Instaurée par les accords d'Oslo, la coopération sécuritaire passe pour avoir permis de déjouer des dizaines d'attentats anti-israéliens, mais aussi pour oeuvrer à la stabilité de la Cisjordanie. En allant au bout de la rupture, les Palestiniens prendraient le risque non seulement d'une réoccupation complète de la Cisjordanie, mais aussi d'un déstabilisation du territoire. La direction palestinienne en a annoncé la fin en mars. Mais elle continue.
- Risque d'un "embrasement dramatique" -
En fait, dit M. Rynhold, M. Abbas "en a assez de ne plus entendre parler que de l'Iran" et essaie de remobiliser une communauté internationale qui a les yeux tournés ailleurs. "Est-ce qu'ils sont vraiment prêts à aller aussi loin et à commettre un suicide institutionnel? J'en doute", ajoute l'expert.

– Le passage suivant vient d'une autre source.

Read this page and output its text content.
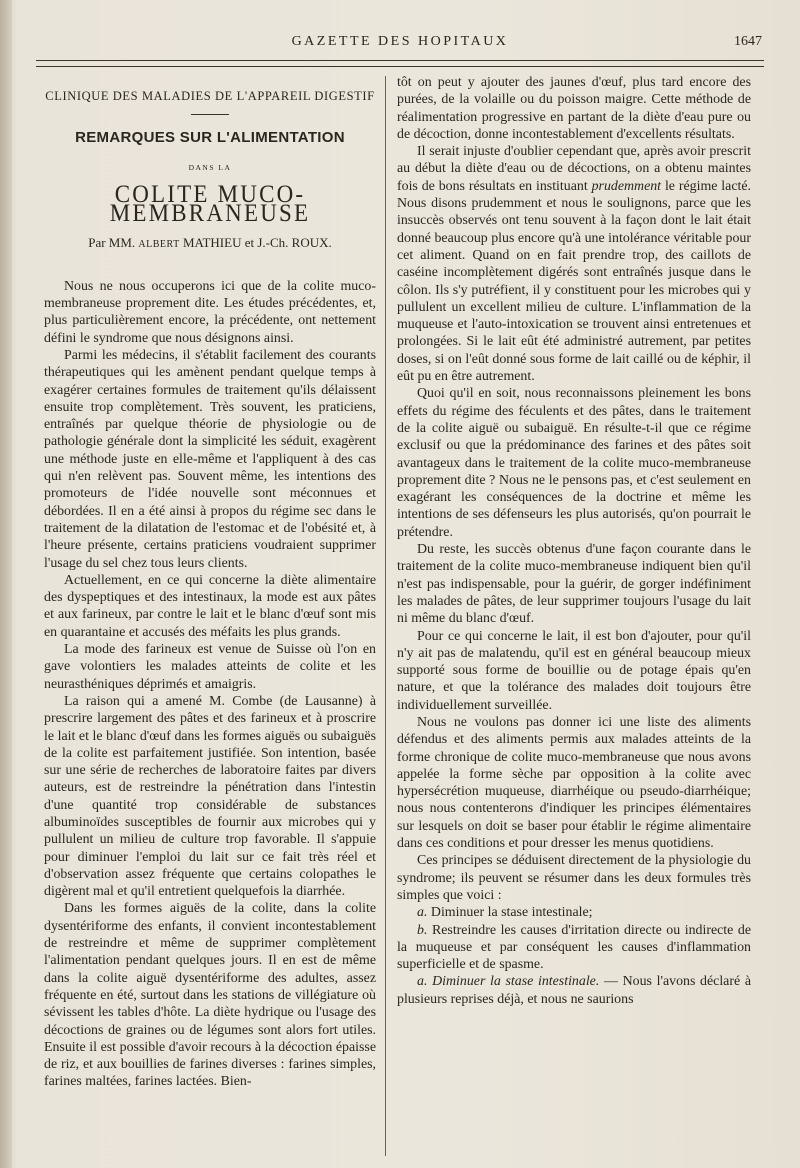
GAZETTE DES HOPITAUX	1647
CLINIQUE DES MALADIES DE L'APPAREIL DIGESTIF
REMARQUES SUR L'ALIMENTATION
DANS LA
COLITE MUCO-MEMBRANEUSE
Par MM. ALBERT MATHIEU et J.-Ch. ROUX.

Nous ne nous occuperons ici que de la colite muco-membraneuse proprement dite. Les études précédentes, et, plus particulièrement encore, la précédente, ont nettement défini le syndrome que nous désignons ainsi.

Parmi les médecins, il s'établit facilement des courants thérapeutiques qui les amènent pendant quelque temps à exagérer certaines formules de traitement qu'ils délaissent ensuite trop complètement. Très souvent, les praticiens, entraînés par quelque théorie de physiologie ou de pathologie générale dont la simplicité les séduit, exagèrent une méthode juste en elle-même et l'appliquent à des cas qui n'en relèvent pas. Souvent même, les intentions des promoteurs de l'idée nouvelle sont méconnues et débordées. Il en a été ainsi à propos du régime sec dans le traitement de la dilatation de l'estomac et de l'obésité et, à l'heure présente, certains praticiens voudraient supprimer l'usage du sel chez tous leurs clients.

Actuellement, en ce qui concerne la diète alimentaire des dyspeptiques et des intestinaux, la mode est aux pâtes et aux farineux, par contre le lait et le blanc d'œuf sont mis en quarantaine et accusés des méfaits les plus grands.

La mode des farineux est venue de Suisse où l'on en gave volontiers les malades atteints de colite et les neurasthéniques déprimés et amaigris.

La raison qui a amené M. Combe (de Lausanne) à prescrire largement des pâtes et des farineux et à proscrire le lait et le blanc d'œuf dans les formes aiguës ou subaiguës de la colite est parfaitement justifiée. Son intention, basée sur une série de recherches de laboratoire faites par divers auteurs, est de restreindre la pénétration dans l'intestin d'une quantité trop considérable de substances albuminoïdes susceptibles de fournir aux microbes qui y pullulent un milieu de culture trop favorable. Il s'appuie pour diminuer l'emploi du lait sur ce fait très réel et d'observation assez fréquente que certains colopathes le digèrent mal et qu'il entretient quelquefois la diarrhée.

Dans les formes aiguës de la colite, dans la colite dysentériforme des enfants, il convient incontestablement de restreindre et même de supprimer complètement l'alimentation pendant quelques jours. Il en est de même dans la colite aiguë dysentériforme des adultes, assez fréquente en été, surtout dans les stations de villégiature où sévissent les tables d'hôte. La diète hydrique ou l'usage des décoctions de graines ou de légumes sont alors fort utiles. Ensuite il est possible d'avoir recours à la décoction épaisse de riz, et aux bouillies de farines diverses : farines simples, farines maltées, farines lactées. Bien-

tôt on peut y ajouter des jaunes d'œuf, plus tard encore des purées, de la volaille ou du poisson maigre. Cette méthode de réalimentation progressive en partant de la diète d'eau pure ou de décoction, donne incontestablement d'excellents résultats.

Il serait injuste d'oublier cependant que, après avoir prescrit au début la diète d'eau ou de décoctions, on a obtenu maintes fois de bons résultats en instituant prudemment le régime lacté. Nous disons prudemment et nous le soulignons, parce que les insuccès observés ont tenu souvent à la façon dont le lait était donné beaucoup plus encore qu'à une intolérance véritable pour cet aliment. Quand on en fait prendre trop, des caillots de caséine incomplètement digérés sont entraînés jusque dans le côlon. Ils s'y putréfient, il y constituent pour les microbes qui y pullulent un excellent milieu de culture. L'inflammation de la muqueuse et l'auto-intoxication se trouvent ainsi entretenues et prolongées. Si le lait eût été administré autrement, par petites doses, si on l'eût donné sous forme de lait caillé ou de képhir, il eût pu en être autrement.

Quoi qu'il en soit, nous reconnaissons pleinement les bons effets du régime des féculents et des pâtes, dans le traitement de la colite aiguë ou subaiguë. En résulte-t-il que ce régime exclusif ou que la prédominance des farines et des pâtes soit avantageux dans le traitement de la colite muco-membraneuse proprement dite ? Nous ne le pensons pas, et c'est seulement en exagérant les conséquences de la doctrine et même les intentions de ses défenseurs les plus autorisés, qu'on pourrait le prétendre.

Du reste, les succès obtenus d'une façon courante dans le traitement de la colite muco-membraneuse indiquent bien qu'il n'est pas indispensable, pour la guérir, de gorger indéfiniment les malades de pâtes, de leur supprimer toujours l'usage du lait ni même du blanc d'œuf.

Pour ce qui concerne le lait, il est bon d'ajouter, pour qu'il n'y ait pas de malatendu, qu'il est en général beaucoup mieux supporté sous forme de bouillie ou de potage épais qu'en nature, et que la tolérance des malades doit toujours être individuellement surveillée.

Nous ne voulons pas donner ici une liste des aliments défendus et des aliments permis aux malades atteints de la forme chronique de colite muco-membraneuse que nous avons appelée la forme sèche par opposition à la colite avec hypersécrétion muqueuse, diarrhéique ou pseudo-diarrhéique; nous nous contenterons d'indiquer les principes élémentaires sur lesquels on doit se baser pour établir le régime alimentaire dans ces conditions et pour dresser les menus quotidiens.

Ces principes se déduisent directement de la physiologie du syndrome; ils peuvent se résumer dans les deux formules très simples que voici :

a. Diminuer la stase intestinale;

b. Restreindre les causes d'irritation directe ou indirecte de la muqueuse et par conséquent les causes d'inflammation superficielle et de spasme.

a. Diminuer la stase intestinale. — Nous l'avons déclaré à plusieurs reprises déjà, et nous ne saurions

Il n'est pas le seul. Le Hamas, qui réclame constamment la rupture avec Israël, a jugé le discours de M. Abbas "sentimental" et l'attend au tournant de ses actes.
"J'ai interprété ces propos comme un scénario qui se réalisera si... et il y a un +si+. C'est sur ce +si+ qu'il faut travailler", a déclaré la chef de la diplomatie européenne.
Mme Mogherini venait de participer à une réunion du Quartette (États-Unis, Russie, UE, ONU), médiateur, sans grand succès jusqu'alors, du conflit israélo-palestinien. Le Quartette a décidé de "revitaliser (ses) activités", a annoncé Mme Mogherini comme si M. Abbas avait été entendu.
Elle a souligné "l'urgence" en évoquant les récentes tensions à Jérusalem autour de l'esplanade des Mosquées et le danger d'un "embrasement dramatique". Pour progresser, a-t-elle dit, Israël doit appliquer concrètement les accords existants, mais les Palestiniens doivent aussi reprendre les "négociations directes".
Or M. Abbas, engagé dans une démarche d'internationalisation de la cause palestinienne matérialisée depuis mercredi par la présence du drapeau palestinien au siège de l'ONU, a repété qu'il était inutile, à ses yeux, de "perdre son temps en négociations pour le plaisir des négociations".